A few of my favourite scenes in the movie include: Uncle Chuan said if his daughter were to get married, he will at least have 50 tables and send out each and every invitation or he will be shot by lightning (I thought that was so touching despite his ‘ego’), when he cooked noodles for her for their joined birthdays, when the old men came together and relieved memories, when everyone came together and built the hot air balloon, and when Benji got a car for them both.
Some Pictures and Quotes I selected from The Journey’s facebook page and Joshua Ong’s blog:
爱需要谅解, 也需要妥协// Love requires understanding, and also compromise
争吵之候, 要更了解对方, 那才值得// To seek to understand one another better after a quarrel, then that’s worth it [the quarrel]
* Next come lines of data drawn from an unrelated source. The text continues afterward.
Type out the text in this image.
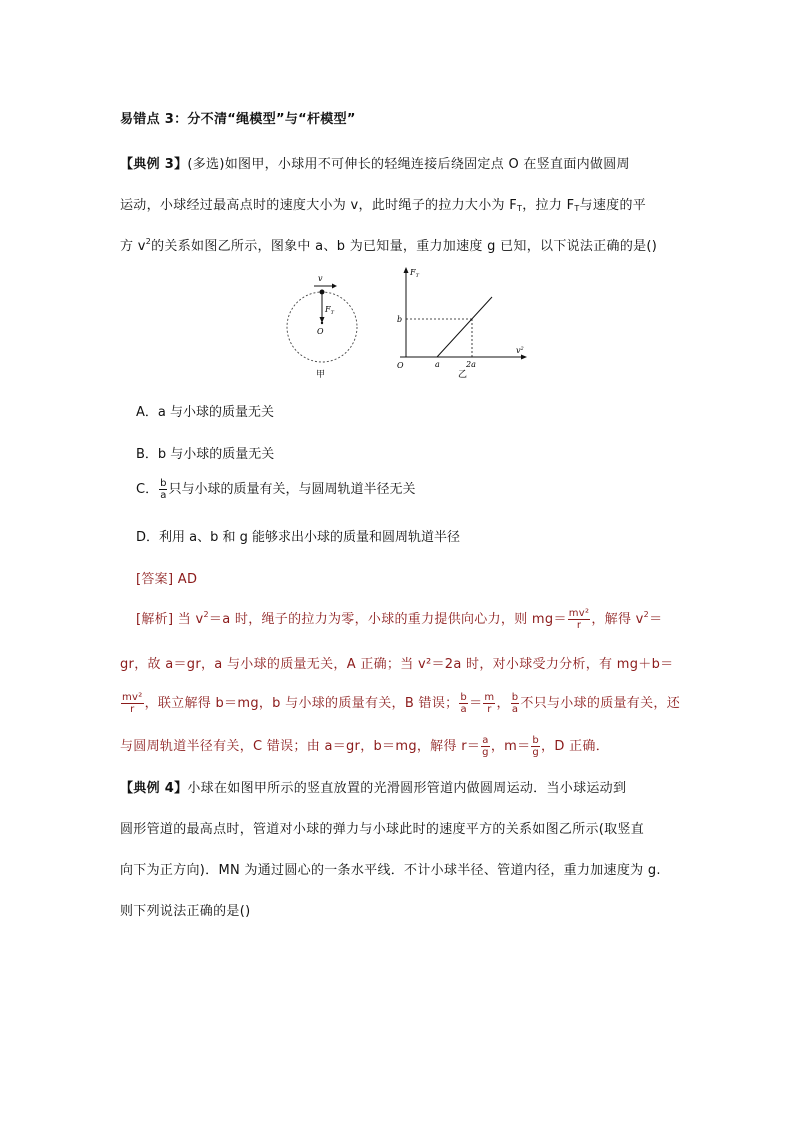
易错点 3：分不清“绳模型”与“杆模型”
【典例 3】(多选)如图甲，小球用不可伸长的轻绳连接后绕固定点 O 在竖直面内做圆周
运动，小球经过最高点时的速度大小为 v，此时绳子的拉力大小为 $F_T$，拉力 $F_T$与速度的平
方 $v^2$的关系如图乙所示，图象中 a、b 为已知量，重力加速度 g 已知，以下说法正确的是()
v
$F_T$
O
甲
$F_T$
$v^2$
b
O	a	2a
乙
A．a 与小球的质量无关
B．b 与小球的质量无关
C． $\frac{b}{a}$ 只与小球的质量有关，与圆周轨道半径无关
D．利用 a、b 和 g 能够求出小球的质量和圆周轨道半径
[答案] AD
[解析] 当 $v^2=a$ 时，绳子的拉力为零，小球的重力提供向心力，则 $mg= \frac{\text{mv²}}{r}$ ，解得 $v^2=$
gr，故 a＝gr，a 与小球的质量无关，A 正确；当 v²＝2a 时，对小球受力分析，有 mg＋b＝
$\frac{\text{mv²}}{r}$ ，联立解得 b＝mg，b 与小球的质量有关，B 错误； $\frac{b}{a} = \frac{m}{r}$ ， $\frac{b}{a}$ 不只与小球的质量有关，还
与圆周轨道半径有关，C 错误；由 a＝gr，b＝mg，解得 $r= \frac{a}{g}$ ，$m= \frac{b}{g}$ ，D 正确．
【典例 4】小球在如图甲所示的竖直放置的光滑圆形管道内做圆周运动．当小球运动到
圆形管道的最高点时，管道对小球的弹力与小球此时的速度平方的关系如图乙所示(取竖直
向下为正方向)．MN 为通过圆心的一条水平线．不计小球半径、管道内径，重力加速度为 g.
则下列说法正确的是()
爱是我们之间, 唯一不说的语言// Love is the only unspoken language between us
[I teared during this part when young Bee was sent away overseas. Somehow it’s a Chinese thing that parents don’t express their love explicitly to their children, but that does not mean they do not love you]
相处, 是接受对方的第一步// Getting along or spending time is the first step towards accepting one another
顿时的领悟, 比任何事情更难得// A spur of the moment realization beats any other form of… well, realization.
[This was when Benji realized that he wants and is ready to be a father]
儿时的玩伴, 是真挚的友谊// Sincere friendship found amongst childhood friends
默默的付出, 也是对爱的一种表现// Love is also shown in subtle ways
有些事情, 只有放下了才能接受// There are some things where only by letting it go, can you begin to accept
最在乎的事, 往往最难说出口// More often than not, we find it hard to speak out things that matter most to us
家, 是永远的方向// Home is there [or should be the direction] for you forever
Overall, The Journey’s very entertaining, with a good combination of light-hearted jokes and tear-filling scenes. Truly 笑迎感动. I’m not gonna lie, I teared. (And so did you, most probably. Don’t 假假 haha)
News have reported that The Journey is the highest grossing local movie of all time, and has raked in RM13 million as at end February. A big WELL DONE to the director Chiu Keng Guan and team!